Он задумался, как долго спал. Но не смог посчитать. Шесть часов? Шесть минут? А может быть, снова шесть месяцев? «Нет! – подумал Он. – Точно нет! Боже, только не это. Это же просто невозможно». Этот разговорчивый чудотворец Маккорник был тут совсем недавно, а Лоренция буквально минуту назад рассказывала Ему о своем острове «рядом с Бразилией»… Это было точно совсем недавно. Или, может быть, давно? Сон и забытье – это небезопасное состояние, а погружение в сон – акт огромного мужества. Мы ложимся спать в абсолютной увернности,

что проснемся через несколько часов, что закончим все незаконченное, что все в нашей жизни начнется, когда мы откроем глаза, с того самого места, где мы были несколько часов назад, когда засыпали, что мир окажется в той же самой точке, где был. А ведь на самом деле никто нам этого не гарантирует. Мы просто в этом уверены. Ставим себе будильники, принимаем душ, чистим зубы или кладем вставную челюсть в стакан, оставляем недописанное наполовину предложение на экране компьютера, а рядом – стакан с недопитым чаем, укладываемся под бочок близкого человека, часто с ним поссорившись, думаем, что надо бы попросить прощения, потому что вдруг до нас доходит, что это мы его обидели, унизили, оскорбили, может быть, даже ранили. Решаем попросить прощения – но только завтра уже, утром. И не просыпаемся среди ночи, чтобы сказать: «Прости меня, пожалуйста». Потому что это ведь всего несколько часов…

И Он тоже так жил и так же прерывал жизнь на минутку, оставлял предложение прерванным на середине – и засыпал много раз без извинений и примирений. Потому что был уверен, что утром проснется. А вот сегодня ночью вдруг понял, что может проснуться гораздо позже следующего утра, а может быть – и совсем в другом мире. Или вообще никогда не проснуться…

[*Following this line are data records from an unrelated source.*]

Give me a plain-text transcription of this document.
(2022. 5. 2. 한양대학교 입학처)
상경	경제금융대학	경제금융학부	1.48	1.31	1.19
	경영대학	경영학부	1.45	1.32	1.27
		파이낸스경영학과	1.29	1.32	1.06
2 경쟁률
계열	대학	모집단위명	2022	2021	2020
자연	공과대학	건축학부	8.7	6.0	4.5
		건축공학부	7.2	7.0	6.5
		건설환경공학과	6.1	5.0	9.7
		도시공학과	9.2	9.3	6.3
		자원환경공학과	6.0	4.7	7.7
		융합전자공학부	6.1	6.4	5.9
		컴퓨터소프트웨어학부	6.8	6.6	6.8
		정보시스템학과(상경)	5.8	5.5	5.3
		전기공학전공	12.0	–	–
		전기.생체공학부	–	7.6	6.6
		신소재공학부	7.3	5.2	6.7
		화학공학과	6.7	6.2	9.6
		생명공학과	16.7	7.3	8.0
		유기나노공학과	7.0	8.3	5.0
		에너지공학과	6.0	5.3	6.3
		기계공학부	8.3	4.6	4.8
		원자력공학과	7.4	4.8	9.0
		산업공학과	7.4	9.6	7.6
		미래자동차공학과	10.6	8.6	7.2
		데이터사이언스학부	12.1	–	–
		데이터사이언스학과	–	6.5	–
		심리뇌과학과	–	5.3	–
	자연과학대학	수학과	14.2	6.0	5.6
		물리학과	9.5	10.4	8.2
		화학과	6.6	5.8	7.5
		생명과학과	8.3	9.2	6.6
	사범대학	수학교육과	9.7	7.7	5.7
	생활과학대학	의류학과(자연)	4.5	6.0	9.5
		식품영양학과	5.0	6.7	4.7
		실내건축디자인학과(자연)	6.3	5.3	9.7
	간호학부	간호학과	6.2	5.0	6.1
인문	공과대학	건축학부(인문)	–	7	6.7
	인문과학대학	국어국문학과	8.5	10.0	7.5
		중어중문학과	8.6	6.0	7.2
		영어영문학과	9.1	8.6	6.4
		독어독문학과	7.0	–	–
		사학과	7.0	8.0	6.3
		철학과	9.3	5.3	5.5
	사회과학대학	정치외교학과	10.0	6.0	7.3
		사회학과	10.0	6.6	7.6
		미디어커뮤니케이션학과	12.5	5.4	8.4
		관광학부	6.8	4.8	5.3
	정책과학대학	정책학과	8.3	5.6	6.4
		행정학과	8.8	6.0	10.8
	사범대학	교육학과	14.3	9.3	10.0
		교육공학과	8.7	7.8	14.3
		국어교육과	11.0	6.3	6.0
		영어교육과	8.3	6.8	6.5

Он лежал без движения, всматриваясь в зеленую прерывистую синусоиду на оливковом экране электрокардиографа. Он видел сон! Настоящий сон! И Он его помнил, этот сон. В нем Он бегал, как очумелый, по бесконечному лабиринту коридоров и залов какого-то монструозно огромного аэропорта, не в силах найти нужный Ему выход к самолету, на котором Он должен был куда-то лететь. На серых стенах из обшарпанного и потрескавшегося бетона висели гигантских размеров картины с библейскими мотивами – они были прямо приклеены к стенам, как есть, без рам и напоминали ему сцены с мрачных полотен Караваджо. Он пробегал мимо женщин. Все быстрее и быстрее Он протискивался сквозь растущую толпу женщин. В тюрбанах, в деловых костюмах, медвежьих шкурах, в вечерних платьях, плащах и кожаных ремнях, в монашеских одеяниях и в купальниках, в военной форме всех возможных цветов… как в каком-нибудь сюрреалистическом фильме. Только женщины, исключительно. Морщинистые и древние, как мир – и девственно юные, высокие и низкие, изможденно худые и безобразно толстые… Он не видел в этой толпе ни одного мужчины. Когда Он останавливался и пытался узнать дорогу – все женщины смотрели на него подозрительно и враждебно. Они не отвечали и отворачивались, поспешно убегая от Него. Когда Он, уже доведенный до крайности, резко схватил одну из них за плечо – она тут же замерла и превратилась в камень, а Его рука увязла в этом камне, и Он не мог ее вытащить. Он начал кричать – сначала от злости, а потом и от боли. И вдруг вокруг Него никого не осталось, Он стоял, онемев, посреди огромного опустевшего зала аэропорта с рукой, завязшей в каменном плече замеревшей женщины, отвернувшейся от него. Проснулся Он, когда все-таки вытащил свою руку из каменного плена и стал с ужасом разглядывать культю на месте ладони. При этом Он не чувствовал боли и крови тоже не было ни капли…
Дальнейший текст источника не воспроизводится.